We had no idea what was going on around us. If we found a transistor radio in an abandoned house, we would listen to the civilian news.
Whenever I asked my battalion commander for an update, the picture was varied. In an effort to create a modicum of situational awareness among the chaos around us, we never slept. We dreaded going to sleep and being woken up disoriented in the middle of a contact with the enemy. We were severely sleep deprived and the fog of confusion merged with the exhaustion which brought on a mental lethargy which one had to constantly fight in order to remain effective. My battalion commander who was the finest, most capable and inspirational officer I have ever served under, fell asleep in the middle of an engagement led by the commander of the Recce Company. He had been virtually without sleep for ten days.
7 – Training
Prior to the war the IDF had suffered from extensive budget cuts. More than one division was disbanded and removed from its order of battle. The only exercises available were headquarters exercises where own forces and enemies were simulated by single jeeps, each sporting flags to denote their corps and unit strength. The exercises matched our contingency plans, but these were now discarded and what we eventually did during the war bore no resemblance to any training or exercise whatsoever.

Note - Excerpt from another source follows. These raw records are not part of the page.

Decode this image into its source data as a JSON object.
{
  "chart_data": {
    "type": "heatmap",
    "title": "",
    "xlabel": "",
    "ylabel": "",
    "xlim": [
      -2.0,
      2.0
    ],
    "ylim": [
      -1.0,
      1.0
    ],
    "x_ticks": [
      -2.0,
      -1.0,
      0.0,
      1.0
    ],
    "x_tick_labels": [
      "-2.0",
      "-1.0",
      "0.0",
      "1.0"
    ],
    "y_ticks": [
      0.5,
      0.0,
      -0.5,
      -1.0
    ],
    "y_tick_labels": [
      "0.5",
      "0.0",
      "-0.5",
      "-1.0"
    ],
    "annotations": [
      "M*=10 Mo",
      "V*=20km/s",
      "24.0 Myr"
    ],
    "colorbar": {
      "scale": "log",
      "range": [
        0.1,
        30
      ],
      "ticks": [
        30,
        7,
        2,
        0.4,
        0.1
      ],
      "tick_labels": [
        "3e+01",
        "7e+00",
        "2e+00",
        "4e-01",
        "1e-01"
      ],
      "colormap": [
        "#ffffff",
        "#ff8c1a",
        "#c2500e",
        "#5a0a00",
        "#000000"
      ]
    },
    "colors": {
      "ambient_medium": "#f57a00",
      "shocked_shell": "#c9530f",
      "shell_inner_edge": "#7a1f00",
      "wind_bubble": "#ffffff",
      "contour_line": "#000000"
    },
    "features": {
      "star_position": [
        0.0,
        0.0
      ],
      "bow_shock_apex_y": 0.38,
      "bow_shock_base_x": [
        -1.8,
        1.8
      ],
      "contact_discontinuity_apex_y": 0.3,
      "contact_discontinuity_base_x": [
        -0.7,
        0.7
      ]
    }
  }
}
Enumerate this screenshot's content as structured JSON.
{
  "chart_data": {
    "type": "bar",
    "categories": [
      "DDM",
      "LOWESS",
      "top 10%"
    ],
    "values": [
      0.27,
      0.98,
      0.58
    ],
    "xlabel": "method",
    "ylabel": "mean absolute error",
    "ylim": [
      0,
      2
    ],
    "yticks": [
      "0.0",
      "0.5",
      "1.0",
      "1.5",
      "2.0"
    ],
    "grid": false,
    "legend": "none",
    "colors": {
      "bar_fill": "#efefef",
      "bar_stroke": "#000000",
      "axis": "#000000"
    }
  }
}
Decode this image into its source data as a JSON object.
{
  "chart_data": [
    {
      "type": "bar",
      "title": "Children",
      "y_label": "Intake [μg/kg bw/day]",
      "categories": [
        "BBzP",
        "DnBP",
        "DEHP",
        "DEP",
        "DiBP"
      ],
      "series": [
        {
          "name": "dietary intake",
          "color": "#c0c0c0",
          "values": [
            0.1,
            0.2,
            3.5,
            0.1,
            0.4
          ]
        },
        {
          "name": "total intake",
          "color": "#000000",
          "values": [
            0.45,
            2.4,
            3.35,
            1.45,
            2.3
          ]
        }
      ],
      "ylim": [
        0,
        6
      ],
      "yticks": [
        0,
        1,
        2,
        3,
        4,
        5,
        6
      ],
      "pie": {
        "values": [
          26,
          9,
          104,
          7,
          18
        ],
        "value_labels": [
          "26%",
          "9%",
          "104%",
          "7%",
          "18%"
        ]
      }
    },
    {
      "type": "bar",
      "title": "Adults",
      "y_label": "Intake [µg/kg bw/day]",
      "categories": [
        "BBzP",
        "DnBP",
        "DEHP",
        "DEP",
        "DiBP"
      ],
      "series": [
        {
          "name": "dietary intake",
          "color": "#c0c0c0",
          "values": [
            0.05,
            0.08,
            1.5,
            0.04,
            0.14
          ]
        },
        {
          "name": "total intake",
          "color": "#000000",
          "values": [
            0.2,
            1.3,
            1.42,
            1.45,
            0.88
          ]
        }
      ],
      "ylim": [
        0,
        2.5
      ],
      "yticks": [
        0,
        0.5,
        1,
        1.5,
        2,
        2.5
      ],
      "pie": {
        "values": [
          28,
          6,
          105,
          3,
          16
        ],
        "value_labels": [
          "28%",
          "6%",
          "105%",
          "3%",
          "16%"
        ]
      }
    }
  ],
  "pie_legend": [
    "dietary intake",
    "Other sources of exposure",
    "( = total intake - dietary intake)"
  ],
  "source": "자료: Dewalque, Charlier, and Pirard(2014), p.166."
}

In the three years since we were stood up, never once had we had the opportunity to conduct a full battalion level exercise. We built our standard operating procedures and protocols during the war, as we went along.
Summary
Israel has a unique society, and its armed forces mirror it, for both good and bad. It’s DNA stems from the desperate hardship of the early days of the state, when over two million refugees from Europe and Arab countries had to be absorbed by a destitute little country, devoid of any natural resources or industry. It is a society where sacred cows are short lived, everything is questioned, by anyone and everyone. Disorder and mismanagement can be found almost everywhere, together with brilliance and boundless innovation. Rules and regulations are viewed as impediments to be tolerated if possible, but best traversed or overcome. Improvisation, flexibility, and mental agility are valued qualities. No officer can succeed without these.
So, when the war began the initial chaos was not wholly unexpected, but as it only worsened and the organisation did not find a rhythm, the system unravelled. All those serving in the IDF experienced a growing loss of confidence in the leaders of the country and the armed forces. Following the war, a Commission of Inquiry resulted in many losing their positions, including the Prime Minister, Minister of Defence, Chief of General Staff, Officer Commanding Northern Command, and at least four divisional commanders.
The result of the war was not a defeat, tactically the IDF was never beaten, perhaps with the arguable example of the Salouki debacle. One could say that it was the equivalent of passing an exam with a 51% grade.
The reader should note that this account is selective, and the successful, more positive aspects of the war, are not covered here.
The CGS was replaced by the man who had been my brigade commander when I had served as a young soldier in the Golani Brigade. The IDF underwent an extremely thorough root canal treatment. SOD was discarded and discredited. A complete transformation followed.
The Second Lebanon War is today perhaps the least mentioned war of all Israel’s wars. It’s the one no-one wants to remember. The IDF learned from it and moved on.
In 2014 when we next went to war at that scale, I was taken aback at the extent the IDF had learned and implemented its lessons. Notwithstanding the failure of the 7th of October 2023, the IDF has continued to evolve and improve, reaching new heights of competency and effectiveness, to this day.